Comprar una segunda vivienda con hipoteca es perfectamente posible, pero las reglas cambian: menos financiación, plazos más cortos y una lupa mucho más fina sobre tus números. Aquí tienes los requisitos reales —los que aplica la banca en la práctica, no solo los de los folletos— y cómo se calcula tu capacidad cuando ya estás pagando una hipoteca.
¿Qué requisitos pide el banco para la hipoteca de una segunda vivienda?
La banca financia normalmente entre el 60% y el 75% del menor de dos valores —tasación o precio de compraventa—, a un plazo máximo de 20-25 años, y exige que todas tus cuotas, la hipoteca actual incluida, quepan en el 30-35% de tus ingresos netos. Traducido: necesitas una entrada del 30-40% del precio, más gastos.
| Criterio | Vivienda habitual | Segunda vivienda |
|---|---|---|
| Financiación máxima habitual | Hasta el 80% | 60-75% (más solo en perfiles muy solventes) |
| Base del cálculo | Menor entre tasación y compraventa | Igual, con tasaciones más prudentes en zonas turísticas |
| Plazo máximo típico | Hasta 30 años | 20-25 años |
| Ratio de endeudamiento | 30-35% de los ingresos netos | Igual, pero sumando la cuota de tu hipoteca actual |
| Ahorro necesario orientativo | ~20% + 10-12% de gastos | ~30-40% + 10-12% de gastos |
| Perfil exigido | Estabilidad e historial limpio | Lo mismo, con margen sobrante y colchón tras la compra |
Un matiz que casi nadie subraya: estos límites no están escritos en ninguna ley. El 70% de financiación o los 25 años de plazo son política de riesgo de cada entidad, no una norma del Banco de España. Por eso dos bancos pueden responder cosas distintas al mismo dossier, y por eso la horquilla es tan ancha: el resultado depende de tu perfil, de la operación y de las garantías.
¿Por qué la banca es más dura con una segunda residencia?
Porque las crisis anteriores le enseñaron dos cosas: cuando una familia tiene problemas, deja de pagar antes la segunda vivienda que la habitual; y una casa de playa o de pueblo es más difícil de vender —y a peor precio— si la entidad tiene que ejecutarla.
Es lo que en riesgos se llama prelación de pagos: nadie renuncia al techo bajo el que vive, pero sí al apartamento de vacaciones. A eso se suma la liquidez del inmueble: los mercados vacacionales son estacionales, con demanda concentrada en pocas semanas al año, y las tasadoras lo saben, así que aplican criterios de valoración más conservadores.
Entendido esto, cada requisito cobra sentido. Más entrada significa más colchón de valor si el precio del inmueble cae. Menos plazo significa menos años de exposición al riesgo. Y la exigencia de solvencia extra existe porque el banco no financia tu segunda vivienda: financia la probabilidad de que sigas pagando las dos cuotas dentro de quince años.
¿Cómo calcula el banco tu capacidad si ya pagas una hipoteca?
Suma todas tus cuotas mensuales —hipoteca actual, préstamo del coche, financiaciones al consumo, tarjetas aplazadas— y comprueba que, con la nueva cuota incluida, el total no supere el 30-35% de tus ingresos netos.
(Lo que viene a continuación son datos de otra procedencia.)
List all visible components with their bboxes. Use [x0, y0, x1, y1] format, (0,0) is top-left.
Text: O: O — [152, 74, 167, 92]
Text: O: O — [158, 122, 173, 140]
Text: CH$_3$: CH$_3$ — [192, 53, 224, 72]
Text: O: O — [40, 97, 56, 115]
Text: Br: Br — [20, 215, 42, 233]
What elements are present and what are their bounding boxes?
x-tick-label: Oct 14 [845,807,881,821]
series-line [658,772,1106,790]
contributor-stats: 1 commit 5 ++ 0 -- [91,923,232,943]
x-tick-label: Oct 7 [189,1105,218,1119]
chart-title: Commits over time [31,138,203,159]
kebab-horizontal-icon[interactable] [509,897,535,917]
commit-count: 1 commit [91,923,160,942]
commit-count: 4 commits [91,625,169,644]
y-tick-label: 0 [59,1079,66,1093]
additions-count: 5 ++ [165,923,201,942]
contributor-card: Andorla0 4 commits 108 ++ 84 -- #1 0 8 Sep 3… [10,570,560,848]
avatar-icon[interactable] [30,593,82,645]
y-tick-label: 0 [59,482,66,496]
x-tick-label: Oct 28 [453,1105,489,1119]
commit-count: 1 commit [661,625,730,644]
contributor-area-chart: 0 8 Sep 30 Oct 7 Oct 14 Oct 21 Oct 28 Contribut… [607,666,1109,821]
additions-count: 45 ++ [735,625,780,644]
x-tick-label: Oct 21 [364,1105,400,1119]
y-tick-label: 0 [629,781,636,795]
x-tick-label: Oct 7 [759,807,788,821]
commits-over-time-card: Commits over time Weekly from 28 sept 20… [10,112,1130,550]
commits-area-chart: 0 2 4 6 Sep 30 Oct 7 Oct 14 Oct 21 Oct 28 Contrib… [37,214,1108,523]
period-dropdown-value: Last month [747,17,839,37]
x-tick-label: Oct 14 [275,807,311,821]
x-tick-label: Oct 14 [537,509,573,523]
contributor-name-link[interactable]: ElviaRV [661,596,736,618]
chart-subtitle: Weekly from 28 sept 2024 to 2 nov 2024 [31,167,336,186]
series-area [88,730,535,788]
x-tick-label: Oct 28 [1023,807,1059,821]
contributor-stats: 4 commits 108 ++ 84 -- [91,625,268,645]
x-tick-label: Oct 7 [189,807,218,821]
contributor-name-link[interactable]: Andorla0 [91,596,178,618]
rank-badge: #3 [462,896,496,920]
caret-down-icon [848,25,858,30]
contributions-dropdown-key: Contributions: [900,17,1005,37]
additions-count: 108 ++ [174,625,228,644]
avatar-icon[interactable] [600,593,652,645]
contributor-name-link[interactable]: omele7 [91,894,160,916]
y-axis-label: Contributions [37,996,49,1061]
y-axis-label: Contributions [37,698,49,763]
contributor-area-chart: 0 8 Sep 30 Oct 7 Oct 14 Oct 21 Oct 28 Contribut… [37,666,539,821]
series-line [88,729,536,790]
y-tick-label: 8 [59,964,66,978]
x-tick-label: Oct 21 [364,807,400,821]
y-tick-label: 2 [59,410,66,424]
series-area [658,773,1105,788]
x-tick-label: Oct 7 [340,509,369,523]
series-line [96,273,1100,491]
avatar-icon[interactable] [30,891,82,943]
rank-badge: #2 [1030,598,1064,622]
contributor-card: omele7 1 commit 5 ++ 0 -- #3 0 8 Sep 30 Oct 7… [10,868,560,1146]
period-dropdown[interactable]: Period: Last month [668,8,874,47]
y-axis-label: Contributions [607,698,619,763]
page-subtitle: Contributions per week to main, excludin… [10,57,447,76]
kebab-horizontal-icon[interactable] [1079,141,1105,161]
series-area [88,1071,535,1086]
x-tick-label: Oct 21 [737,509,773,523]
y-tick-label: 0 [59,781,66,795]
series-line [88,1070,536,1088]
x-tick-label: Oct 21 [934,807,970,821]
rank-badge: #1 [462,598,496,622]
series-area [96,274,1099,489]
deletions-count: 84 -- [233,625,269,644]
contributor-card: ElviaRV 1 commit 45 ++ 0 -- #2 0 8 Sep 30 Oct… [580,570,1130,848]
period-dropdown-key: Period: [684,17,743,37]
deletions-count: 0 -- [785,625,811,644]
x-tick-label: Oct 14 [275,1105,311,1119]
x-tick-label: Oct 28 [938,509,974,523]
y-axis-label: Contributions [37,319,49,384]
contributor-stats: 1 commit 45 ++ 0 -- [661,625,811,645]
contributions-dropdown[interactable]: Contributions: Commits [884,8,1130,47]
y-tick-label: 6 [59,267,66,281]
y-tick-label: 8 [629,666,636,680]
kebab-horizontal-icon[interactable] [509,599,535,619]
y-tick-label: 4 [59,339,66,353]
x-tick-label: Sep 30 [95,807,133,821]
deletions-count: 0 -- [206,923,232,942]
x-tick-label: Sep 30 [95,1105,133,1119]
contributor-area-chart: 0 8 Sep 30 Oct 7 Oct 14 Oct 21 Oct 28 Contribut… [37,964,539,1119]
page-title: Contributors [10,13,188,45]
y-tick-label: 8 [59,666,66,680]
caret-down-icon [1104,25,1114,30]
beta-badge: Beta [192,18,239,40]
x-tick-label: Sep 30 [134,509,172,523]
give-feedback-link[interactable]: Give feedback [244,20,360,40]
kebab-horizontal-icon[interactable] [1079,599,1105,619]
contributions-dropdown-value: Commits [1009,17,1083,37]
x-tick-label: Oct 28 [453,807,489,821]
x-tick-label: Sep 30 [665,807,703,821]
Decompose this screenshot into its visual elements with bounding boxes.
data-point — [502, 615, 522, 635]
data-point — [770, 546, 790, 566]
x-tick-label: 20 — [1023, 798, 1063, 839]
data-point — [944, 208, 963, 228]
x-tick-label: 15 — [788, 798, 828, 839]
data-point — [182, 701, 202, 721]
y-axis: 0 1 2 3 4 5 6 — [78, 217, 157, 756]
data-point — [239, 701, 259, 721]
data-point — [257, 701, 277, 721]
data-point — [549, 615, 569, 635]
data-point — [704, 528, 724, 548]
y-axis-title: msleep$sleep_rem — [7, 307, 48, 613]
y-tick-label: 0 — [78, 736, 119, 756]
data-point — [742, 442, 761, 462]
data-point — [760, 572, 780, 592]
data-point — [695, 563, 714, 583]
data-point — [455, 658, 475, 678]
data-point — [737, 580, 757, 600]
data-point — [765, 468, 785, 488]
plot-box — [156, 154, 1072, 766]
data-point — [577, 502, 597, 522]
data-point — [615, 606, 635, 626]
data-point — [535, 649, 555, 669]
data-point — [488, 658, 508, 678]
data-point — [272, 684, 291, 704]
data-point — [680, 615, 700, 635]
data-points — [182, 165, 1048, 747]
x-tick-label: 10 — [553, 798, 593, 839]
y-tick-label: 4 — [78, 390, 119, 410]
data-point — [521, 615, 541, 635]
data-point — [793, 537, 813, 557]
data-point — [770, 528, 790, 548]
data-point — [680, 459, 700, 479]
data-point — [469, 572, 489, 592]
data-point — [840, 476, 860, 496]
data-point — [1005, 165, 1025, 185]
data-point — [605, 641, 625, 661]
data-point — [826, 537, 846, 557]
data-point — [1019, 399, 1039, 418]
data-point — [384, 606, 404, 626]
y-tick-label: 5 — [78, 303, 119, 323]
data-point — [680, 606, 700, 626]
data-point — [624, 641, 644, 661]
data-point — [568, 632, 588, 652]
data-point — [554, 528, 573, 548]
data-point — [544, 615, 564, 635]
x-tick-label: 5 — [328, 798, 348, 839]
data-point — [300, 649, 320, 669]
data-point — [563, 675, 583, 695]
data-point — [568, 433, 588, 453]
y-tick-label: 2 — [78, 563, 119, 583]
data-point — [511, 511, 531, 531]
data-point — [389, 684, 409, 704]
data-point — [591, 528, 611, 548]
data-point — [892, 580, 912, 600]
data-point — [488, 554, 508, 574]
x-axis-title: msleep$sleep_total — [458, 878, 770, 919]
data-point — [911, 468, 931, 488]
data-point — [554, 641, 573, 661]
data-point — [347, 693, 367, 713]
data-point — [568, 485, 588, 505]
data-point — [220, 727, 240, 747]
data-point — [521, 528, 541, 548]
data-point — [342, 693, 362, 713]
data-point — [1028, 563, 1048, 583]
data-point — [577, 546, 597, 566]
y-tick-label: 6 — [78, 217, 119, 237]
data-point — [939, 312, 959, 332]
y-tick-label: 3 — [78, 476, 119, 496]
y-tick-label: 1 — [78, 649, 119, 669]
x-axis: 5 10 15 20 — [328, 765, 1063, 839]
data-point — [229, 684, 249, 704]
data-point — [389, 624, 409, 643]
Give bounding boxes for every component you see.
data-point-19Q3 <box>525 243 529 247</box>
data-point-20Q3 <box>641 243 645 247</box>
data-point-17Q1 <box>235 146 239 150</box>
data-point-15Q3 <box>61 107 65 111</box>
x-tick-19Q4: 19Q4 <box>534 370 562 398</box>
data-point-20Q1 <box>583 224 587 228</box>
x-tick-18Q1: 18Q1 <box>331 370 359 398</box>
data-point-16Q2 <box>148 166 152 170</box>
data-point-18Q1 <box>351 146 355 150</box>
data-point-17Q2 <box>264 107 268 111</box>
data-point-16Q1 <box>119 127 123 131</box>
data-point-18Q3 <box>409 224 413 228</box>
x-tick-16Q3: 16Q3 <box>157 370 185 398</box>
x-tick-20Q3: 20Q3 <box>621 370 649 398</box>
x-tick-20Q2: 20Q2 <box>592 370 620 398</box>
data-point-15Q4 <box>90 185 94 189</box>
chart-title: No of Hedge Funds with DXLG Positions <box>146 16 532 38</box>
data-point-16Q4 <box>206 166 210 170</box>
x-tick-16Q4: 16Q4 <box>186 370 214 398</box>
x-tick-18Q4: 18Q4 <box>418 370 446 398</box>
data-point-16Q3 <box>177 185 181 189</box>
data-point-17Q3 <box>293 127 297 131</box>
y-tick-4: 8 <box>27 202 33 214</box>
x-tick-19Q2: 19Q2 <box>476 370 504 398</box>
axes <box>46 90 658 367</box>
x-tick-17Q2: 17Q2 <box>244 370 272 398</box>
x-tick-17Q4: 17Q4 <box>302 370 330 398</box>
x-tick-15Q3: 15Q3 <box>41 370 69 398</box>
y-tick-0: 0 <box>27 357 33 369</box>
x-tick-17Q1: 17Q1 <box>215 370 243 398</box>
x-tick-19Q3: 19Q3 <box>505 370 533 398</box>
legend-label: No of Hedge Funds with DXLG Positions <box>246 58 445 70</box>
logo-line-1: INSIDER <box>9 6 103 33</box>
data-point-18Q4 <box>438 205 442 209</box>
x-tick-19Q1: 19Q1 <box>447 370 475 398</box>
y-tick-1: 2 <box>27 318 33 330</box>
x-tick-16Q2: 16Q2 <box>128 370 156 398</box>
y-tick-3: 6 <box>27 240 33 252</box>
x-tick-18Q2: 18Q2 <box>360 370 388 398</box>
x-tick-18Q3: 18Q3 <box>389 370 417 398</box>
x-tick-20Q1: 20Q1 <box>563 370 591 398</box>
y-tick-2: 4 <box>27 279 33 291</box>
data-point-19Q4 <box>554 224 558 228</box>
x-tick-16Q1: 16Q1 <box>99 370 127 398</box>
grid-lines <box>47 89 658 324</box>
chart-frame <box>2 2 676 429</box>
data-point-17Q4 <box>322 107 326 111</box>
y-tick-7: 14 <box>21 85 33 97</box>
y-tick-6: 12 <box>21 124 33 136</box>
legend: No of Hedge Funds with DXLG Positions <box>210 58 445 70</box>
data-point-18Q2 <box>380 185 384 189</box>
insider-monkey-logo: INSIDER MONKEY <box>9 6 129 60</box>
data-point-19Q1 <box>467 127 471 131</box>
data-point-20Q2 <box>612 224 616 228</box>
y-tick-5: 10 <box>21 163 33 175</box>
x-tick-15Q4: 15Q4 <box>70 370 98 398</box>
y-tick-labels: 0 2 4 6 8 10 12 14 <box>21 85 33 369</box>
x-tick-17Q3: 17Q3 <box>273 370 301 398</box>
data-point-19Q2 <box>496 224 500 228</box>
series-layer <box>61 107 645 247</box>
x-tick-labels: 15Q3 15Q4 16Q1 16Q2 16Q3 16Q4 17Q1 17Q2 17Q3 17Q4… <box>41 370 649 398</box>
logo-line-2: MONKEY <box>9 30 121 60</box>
No hay descuento por llevar años pagando bien: lo que cuenta es la cuota que pagas hoy.
Un ejemplo con números redondos:
- Ingresos netos de los dos titulares: 4.300 € al mes
- Techo prudente de endeudamiento (35%): 1.505 €
- Cuota de la hipoteca actual: 780 € · préstamo del coche: 210 € → comprometido: 990 €
- Margen disponible para la nueva cuota: unos 515 €
La cifra concreta que ese margen permite pedir depende del plazo y de las condiciones de cada momento, pero el mensaje es claro: unos ingresos que sostendrían con holgura una primera hipoteca dejan un margen justo cuando ya hay deudas en marcha. Y el banco no mira solo que quepa: quiere que quepa con aire.
De aquí sale una palanca que los comparadores no suelen contar: antes de pedir la segunda hipoteca, revisa la primera. Si tu hipoteca actual tiene condiciones mejorables, moverla puede bajar la cuota y ensanchar tu ratio antes de presentar la nueva operación; en la guía sobre cuándo compensa la subrogación de hipoteca está la cuenta completa, y es una de las piezas que trabajamos al mejorar una hipoteca ya firmada. No siempre sale a cuenta —si quedan pocos años o poco capital, no te muevas solo por esto—, pero cuando sale, cambia la foto de la segunda operación.
Otra advertencia honesta: si tu plan es alquilar la nueva vivienda, no cuentes con que el banco sume esos ingresos futuros a tu capacidad. La mayoría no los computa, o los recorta mucho. Es un análisis distinto, con su propia lógica, y lo explicamos en la guía sobre la hipoteca para comprar y alquilar.
¿Cuánta entrada necesitas de verdad y cuánto debe sobrarte después?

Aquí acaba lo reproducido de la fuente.